[<prev] [next>] [<thread-prev] [thread-next>] [day] [month] [year] [list]
Message-ID: <CADVnQymxsOGLnUfurhDLXNUaK4gpaYm2zTDEWRxy8JPqH6O6vg@mail.gmail.com>
Date: Fri, 16 May 2025 14:19:26 -0400
From: Neal Cardwell <ncardwell@...gle.com>
To: Jeremy Harris <jgh@...m.org>
Cc: netdev@...r.kernel.org, linux-api@...r.kernel.org, edumazet@...gle.com
Subject: Re: [PATCH 0/6] tcp: support preloading data on a listening socket
On Fri, May 16, 2025 at 11:55 AM Jeremy Harris <jgh@...m.org> wrote:
>
> Support write to a listen TCP socket, for immediate
> transmission on passive connection establishments.
>
> On a normal connection transmission is triggered by the receipt of
> the 3rd-ack. On a fastopen (with accepted cookie) connection the data
> is sent in the synack packet.
>
> The data preload is done using a sendmsg with a newly-defined flag
> (MSG_PRELOAD); the amount of data limited to a single linear sk_buff.

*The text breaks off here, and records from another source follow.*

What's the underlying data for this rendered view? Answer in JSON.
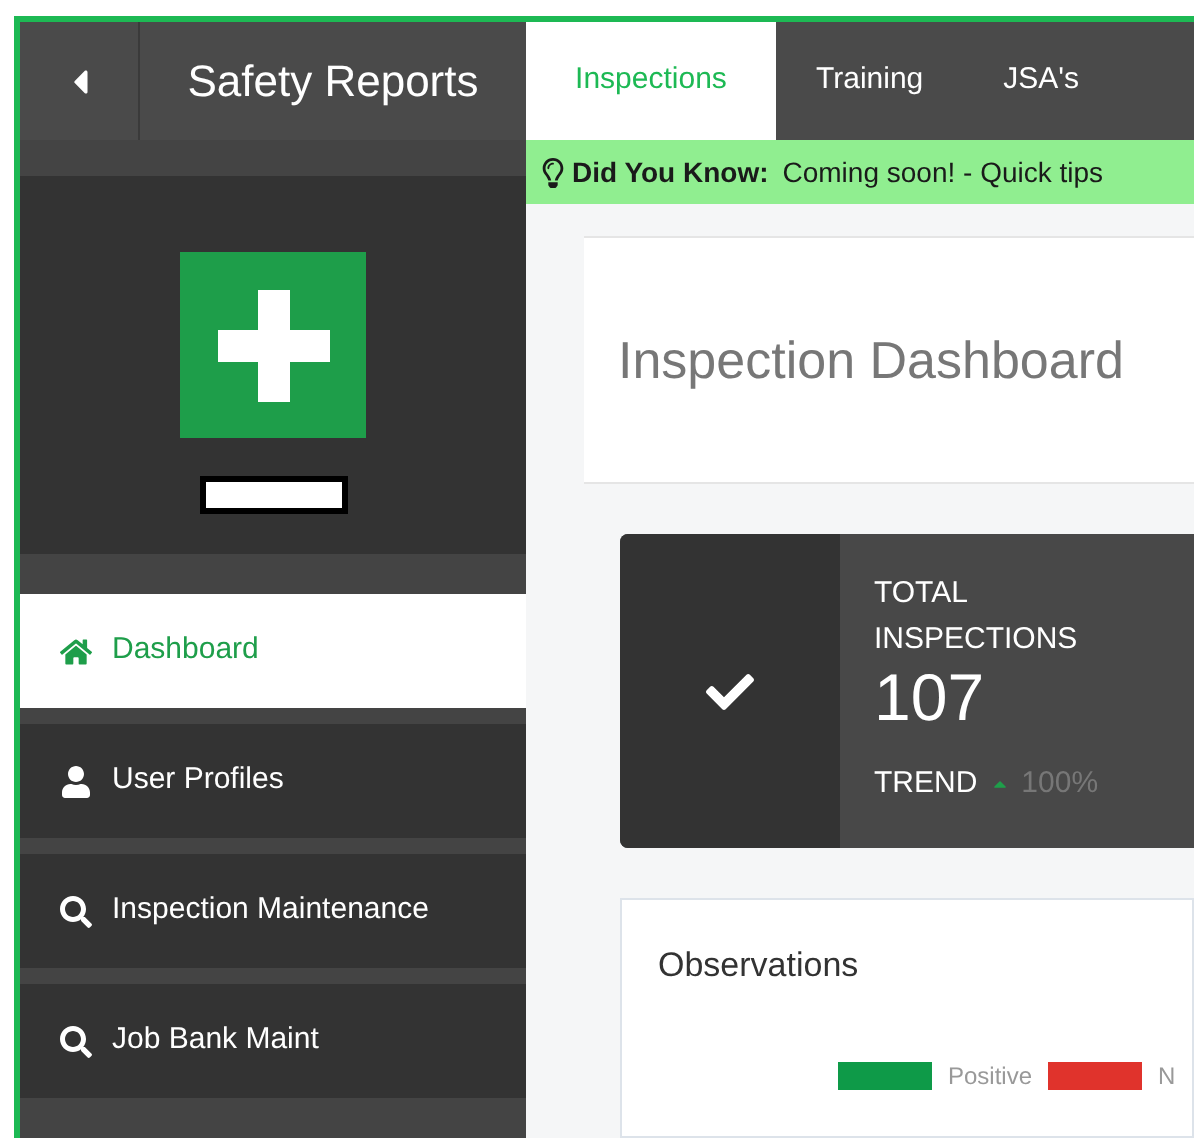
{
  "header": {
    "title": "Safety Reports"
  },
  "tabs": [
    {
      "label": "Inspections",
      "selected": true
    },
    {
      "label": "Training",
      "selected": false
    },
    {
      "label": "JSA's",
      "selected": false
    }
  ],
  "banner": {
    "heading": "Did You Know:",
    "text": "Coming soon! - Quick tips"
  },
  "sidebar": {
    "items": [
      {
        "label": "Dashboard",
        "kind": "home",
        "selected": true
      },
      {
        "label": "User Profiles",
        "kind": "user",
        "selected": false
      },
      {
        "label": "Inspection Maintenance",
        "kind": "search",
        "selected": false
      },
      {
        "label": "Job Bank Maint",
        "kind": "search",
        "selected": false
      }
    ]
  },
  "page_title": "Inspection Dashboard",
  "stat": {
    "label": "TOTAL INSPECTIONS",
    "value": "107",
    "trend_label": "TREND",
    "trend_value": "100%"
  },
  "observations": {
    "title": "Observations",
    "legend": [
      {
        "label": "Positive",
        "color": "#0e9a48"
      },
      {
        "label": "N",
        "color": "#e0332c"
      }
    ]
  }
}
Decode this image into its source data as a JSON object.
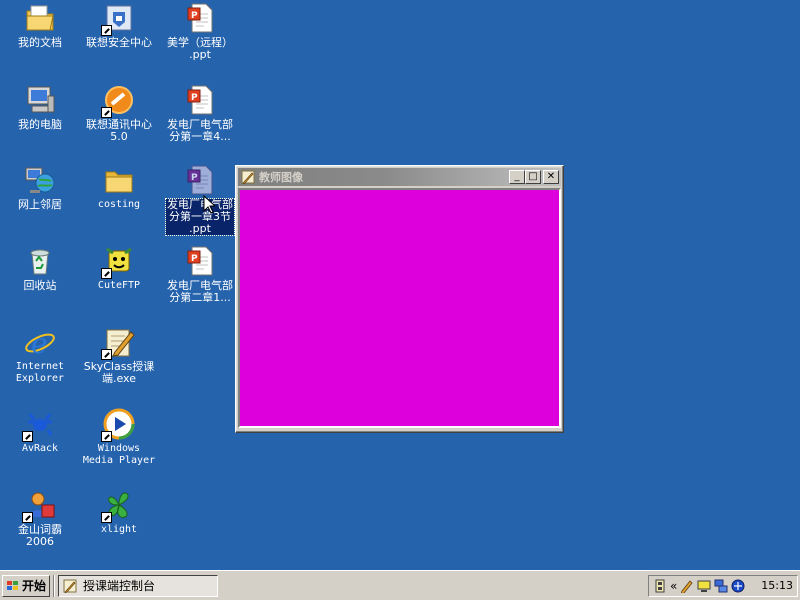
{
  "desktop": {
    "icons": [
      {
        "label": "我的文档",
        "name": "my-documents"
      },
      {
        "label": "联想安全中心",
        "name": "lenovo-security-center"
      },
      {
        "label": "美学（远程）\n.ppt",
        "name": "ppt-aesthetics"
      },
      {
        "label": "我的电脑",
        "name": "my-computer"
      },
      {
        "label": "联想通讯中心\n5.0",
        "name": "lenovo-communication-center"
      },
      {
        "label": "发电厂电气部\n分第一章4...",
        "name": "ppt-chapter1-4"
      },
      {
        "label": "网上邻居",
        "name": "network-places"
      },
      {
        "label": "costing",
        "name": "costing-folder"
      },
      {
        "label": "发电厂电气部\n分第一章3节\n.ppt",
        "name": "ppt-chapter1-3"
      },
      {
        "label": "回收站",
        "name": "recycle-bin"
      },
      {
        "label": "CuteFTP",
        "name": "cuteftp"
      },
      {
        "label": "发电厂电气部\n分第二章1...",
        "name": "ppt-chapter2-1"
      },
      {
        "label": "Internet\nExplorer",
        "name": "internet-explorer"
      },
      {
        "label": "SkyClass授课\n端.exe",
        "name": "skyclass"
      },
      {
        "label": "AvRack",
        "name": "avrack"
      },
      {
        "label": "Windows\nMedia Player",
        "name": "windows-media-player"
      },
      {
        "label": "金山词霸\n2006",
        "name": "kingsoft-powerword"
      },
      {
        "label": "xlight",
        "name": "xlight"
      }
    ]
  },
  "window": {
    "title": "教师图像",
    "minimize": "_",
    "maximize": "□",
    "close": "✕",
    "canvas_color": "#dd00dd"
  },
  "taskbar": {
    "start_label": "开始",
    "task_label": "授课端控制台",
    "tray_chevron": "«",
    "clock": "15:13"
  },
  "colors": {
    "desktop": "#2563ad",
    "taskbar": "#d4d0c8",
    "selection": "#0a246a"
  }
}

> Note that this definition is the last-but-two bit available if "int"
> is 32 bits.
Can you please add a bit more context, like:
+ What is the motivating use case? (Accelerating Exim?) Is this
targeted for connections using encryption (like TLS/SSL), or just
plain-text connections?
+ What are the exact performance improvements you are seeing in your
benchmarks that (a) motivate this, and (b) justify any performance
impact on the TCP stack?
+ Regarding "Support write to a listen TCP socket, for immediate
transmission on passive connection establishments.": can you please
make it explicitly clear whether the data written to the listening
socket is saved and transmitted on all future successful passive
sockets that are created for the listener, or is just transmitted on
the next connection that is created?